Warner Brothers earlier last week made the 2019 film “Just Mercy” available to rent free through June on digital streaming services, including AppleTV, FandangoNow, Google Play, Amazon Prime Video, Redbox, the PlayStation Store, Vudu, Microsoft and YouTube.
“We believe in the power of story,” Warner Brothers wrote in a statement posted on Instagram, following a posted quote from the main character of the film. “Our film, ‘Just Mercy,’ based on the life work of civil rights attorney Bryan Stevenson, is one resource we can humbly offer to those who are interested in learning more about the systemic racism that plagues our country.”
“Just Mercy” stars Michael B. Jordan as Stevenson, who works to free a wrongfully convicted Black man named Walter McMillian (Jamie Foxx) from potential execution after his imprisonment on death row in Alabama.
Showtime lifted its streaming pay wall on two of its documentaries: “16 Shots,” Richard Rowley’s Peabody Award nominee that covers the 2014 shooting of 17-year-old Laquan McDonald by Chicago police officer Jason Van Dyke and the cover-up that followed; and “Burn Motherf—, Burn,” Sacha Jenkins’ tapestry of social justice stories from 1962 through 1992 told through three generations in the Greater Los Angeles area.
The Criterion Collection joined in by lifting its paywall on films that center Black stories, such as “Daughters of the Dust,” “Down in the Delta,” “Portrait of Jason,” “Black Panthers” and “Losing Ground.”
Viewers can now watch these films at home for free, no subscription required, on the Criterion Channel. Criterion wants to “highlight films that focus on Black lives, including works by early pioneers of African American cinema such as Oscar Micheaux; classics by Maya Angelou, Julie Dash, William Greaves, Kathleen Collins, Cheryl Dunye and Charles Burnett; contemporary work by Khalik Allah and Leilah Weinraub; and documentary portraits of Black experience by white filmmakers Les Blank and Shirley Clarke,” the channel wrote in a statement.
The John S. and James L. Knight Foundation and O Cinema have teamed up with Magnolia Pictures to make “I Am Not Your Negro,” “Whose Streets?” and “Toni Morrison: The Pieces I Am” free to watch in certain cities with the help of community partners.
These cities are Akron, Ohio; Charlotte, N.C.; Detroit; Macon, Ga.; Miami; Philadelphia; San Jose; and St. Paul, Minn.
The three titles will be available to watch for free in a 24-hour period every Sunday, followed by virtual discussions of the films hosted by community organizations Monday night.
Raoul Peck’s “I Am Not Your Negro,” which covers James Baldwin’s unfinished manuscript, “Remember This House,” kicked off the event Sunday. Up next is “Whose Streets?” — a documentary about the death of Michael Brown and the Ferguson events that resulted — on June 14, followed by “Toni Morrison: The Pieces I Am” on June 21.
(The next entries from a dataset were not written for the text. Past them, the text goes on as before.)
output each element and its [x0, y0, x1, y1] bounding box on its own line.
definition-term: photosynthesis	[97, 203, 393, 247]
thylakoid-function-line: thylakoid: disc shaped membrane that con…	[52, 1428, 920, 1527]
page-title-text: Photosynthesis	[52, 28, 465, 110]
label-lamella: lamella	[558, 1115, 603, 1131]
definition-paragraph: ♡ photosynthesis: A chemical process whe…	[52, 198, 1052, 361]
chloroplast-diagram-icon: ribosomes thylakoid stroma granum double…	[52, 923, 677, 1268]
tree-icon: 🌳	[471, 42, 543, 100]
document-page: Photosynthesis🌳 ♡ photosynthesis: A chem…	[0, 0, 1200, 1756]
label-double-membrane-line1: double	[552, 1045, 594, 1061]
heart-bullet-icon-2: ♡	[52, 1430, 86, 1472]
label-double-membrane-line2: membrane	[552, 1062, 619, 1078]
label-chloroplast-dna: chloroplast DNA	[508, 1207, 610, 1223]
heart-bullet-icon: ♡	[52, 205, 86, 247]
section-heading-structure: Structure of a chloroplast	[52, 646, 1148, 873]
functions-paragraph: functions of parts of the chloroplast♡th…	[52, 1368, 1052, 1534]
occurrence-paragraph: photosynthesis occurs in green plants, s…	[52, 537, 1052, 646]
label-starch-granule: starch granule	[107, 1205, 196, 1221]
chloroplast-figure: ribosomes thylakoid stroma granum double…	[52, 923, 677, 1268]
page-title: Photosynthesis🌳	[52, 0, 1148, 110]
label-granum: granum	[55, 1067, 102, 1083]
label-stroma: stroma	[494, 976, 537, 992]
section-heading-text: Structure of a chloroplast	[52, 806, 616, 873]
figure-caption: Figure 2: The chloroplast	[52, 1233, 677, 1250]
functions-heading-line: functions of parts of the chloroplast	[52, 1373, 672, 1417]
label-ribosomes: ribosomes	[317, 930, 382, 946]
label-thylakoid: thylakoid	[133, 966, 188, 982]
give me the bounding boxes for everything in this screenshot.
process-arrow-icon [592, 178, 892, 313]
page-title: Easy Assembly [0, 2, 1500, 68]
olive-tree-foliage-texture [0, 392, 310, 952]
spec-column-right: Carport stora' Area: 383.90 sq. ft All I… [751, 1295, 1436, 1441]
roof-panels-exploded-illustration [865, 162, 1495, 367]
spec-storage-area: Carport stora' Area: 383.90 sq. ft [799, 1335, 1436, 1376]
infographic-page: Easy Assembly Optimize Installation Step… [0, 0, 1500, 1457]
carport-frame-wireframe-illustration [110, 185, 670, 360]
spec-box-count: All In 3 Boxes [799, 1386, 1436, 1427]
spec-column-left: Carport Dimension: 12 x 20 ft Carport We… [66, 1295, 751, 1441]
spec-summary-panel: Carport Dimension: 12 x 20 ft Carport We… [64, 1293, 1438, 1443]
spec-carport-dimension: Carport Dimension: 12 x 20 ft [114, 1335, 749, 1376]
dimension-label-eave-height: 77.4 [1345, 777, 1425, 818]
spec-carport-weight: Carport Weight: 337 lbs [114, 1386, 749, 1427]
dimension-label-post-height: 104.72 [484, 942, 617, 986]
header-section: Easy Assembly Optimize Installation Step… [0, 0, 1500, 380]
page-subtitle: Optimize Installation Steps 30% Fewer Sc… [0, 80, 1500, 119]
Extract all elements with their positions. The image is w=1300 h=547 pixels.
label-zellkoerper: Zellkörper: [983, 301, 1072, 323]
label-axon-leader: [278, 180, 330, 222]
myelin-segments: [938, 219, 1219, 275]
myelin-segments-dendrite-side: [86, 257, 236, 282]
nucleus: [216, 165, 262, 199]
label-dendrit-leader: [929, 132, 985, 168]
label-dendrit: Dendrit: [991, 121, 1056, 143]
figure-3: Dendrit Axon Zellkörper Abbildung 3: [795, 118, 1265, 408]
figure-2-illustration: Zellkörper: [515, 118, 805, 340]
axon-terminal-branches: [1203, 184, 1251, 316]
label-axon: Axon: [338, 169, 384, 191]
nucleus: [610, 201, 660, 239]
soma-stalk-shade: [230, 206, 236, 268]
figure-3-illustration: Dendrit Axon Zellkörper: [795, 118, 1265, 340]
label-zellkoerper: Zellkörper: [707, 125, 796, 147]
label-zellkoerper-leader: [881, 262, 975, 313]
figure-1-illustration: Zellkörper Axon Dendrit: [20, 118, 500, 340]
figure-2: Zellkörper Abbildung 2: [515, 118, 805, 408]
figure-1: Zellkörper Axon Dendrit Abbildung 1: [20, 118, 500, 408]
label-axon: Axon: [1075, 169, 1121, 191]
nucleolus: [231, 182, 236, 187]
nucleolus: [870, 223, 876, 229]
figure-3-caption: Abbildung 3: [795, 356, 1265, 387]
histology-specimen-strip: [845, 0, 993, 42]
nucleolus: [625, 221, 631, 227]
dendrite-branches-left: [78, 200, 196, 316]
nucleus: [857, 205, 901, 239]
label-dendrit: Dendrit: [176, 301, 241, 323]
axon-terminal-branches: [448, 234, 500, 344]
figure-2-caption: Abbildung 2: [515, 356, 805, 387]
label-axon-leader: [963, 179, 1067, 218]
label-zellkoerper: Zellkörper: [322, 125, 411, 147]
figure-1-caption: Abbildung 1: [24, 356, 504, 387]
On Wednesday, PBS stations nationwide will broadcast “The Black Panthers: Vanguard of the Revolution” at 8 p.m. Pacific, followed by “I Am Not Your Negro” at 9:44 p.m. “I Am Not Your Negro” will also be available for free streaming through June 21. “The Black Panthers: Vanguard of the Revolution” will be available for free streaming through July 4.
Paramount Pictures has made Ava DuVernay’s “Selma” free to rent on all U.S. digital streaming services for June.
Starz has curated a collection of films, documentaries and series that highlight Black lives, which will be made available to stream for free. The programming will be accessible through the Starz app and On Demand without a subscription.
Among the free fare: “America to Me,” “A Huey P. Newton Story,” “Emanuel,” “For Ahkeem,” “Out of Omaha,” “Scandalize My Name,” “Stranger Fruit” and “The Rape of Recy Taylor.”
After “The Help” soared on Netflix, actress Bryce Dallas Howard championed movies that “center Black lives, stories, creators, and/or performers.”